The heart condition forced the early retirement of this legendary piloto, winner of the 1959 24 Hours of Le Mans and so many other important sports car races. What happened after Shelby hung up his helmet and goggles, however, has been the subject of considerable discourse. By applying that same Texas guile and seat-of-the-overalls grit that served him so well on the track, Shelby put together a deal that would make him the father of one the most revered sports cars on the planet.

The resulting Cobra was a perfect storm of sorts.
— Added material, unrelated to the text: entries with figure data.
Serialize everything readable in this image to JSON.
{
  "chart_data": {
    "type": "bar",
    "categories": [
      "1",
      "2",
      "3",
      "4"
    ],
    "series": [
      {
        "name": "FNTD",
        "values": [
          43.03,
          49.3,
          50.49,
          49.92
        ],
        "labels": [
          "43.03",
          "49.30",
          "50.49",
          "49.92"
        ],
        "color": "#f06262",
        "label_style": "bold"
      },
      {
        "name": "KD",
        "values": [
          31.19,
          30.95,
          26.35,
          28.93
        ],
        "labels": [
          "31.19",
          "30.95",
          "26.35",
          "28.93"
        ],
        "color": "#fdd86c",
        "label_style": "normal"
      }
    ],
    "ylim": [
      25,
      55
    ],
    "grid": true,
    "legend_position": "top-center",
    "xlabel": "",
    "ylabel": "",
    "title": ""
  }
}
A.C. cars, in long, slow decline, needed a market for its Ace roadster, an aluminum-bodied masterpiece of classic 1950s sport racer proportions. Ford Motor Company was awakening to the benefits of a performance car's image ruboff on its entire lineup. And Ford had just introduced a relatively lightweight, compact V-8 engine that could be shoehorned into the Ace body and chassis. Shelby put 'em together. On the world's racetracks, with drivers the likes of Miles, Hill, MacDonald, Gurney, Bondurant, Holbert, and so many others, he bloodied the noses of the big factory teams. And the Shelby American skunkworks commenced the production of street versions that would become an integral part of the fabric of the American "sport car" (as he calls it).

Forty years later, Shelby American is still producing machines that get the heart pumping even faster. Marking this occasion, we thought it appropriate to revisit the cars Shelby American is manufacturing today and look in the rearview mirror at the racing exploits of the 1950s, which put Carroll Shelby on the competition program in the first place.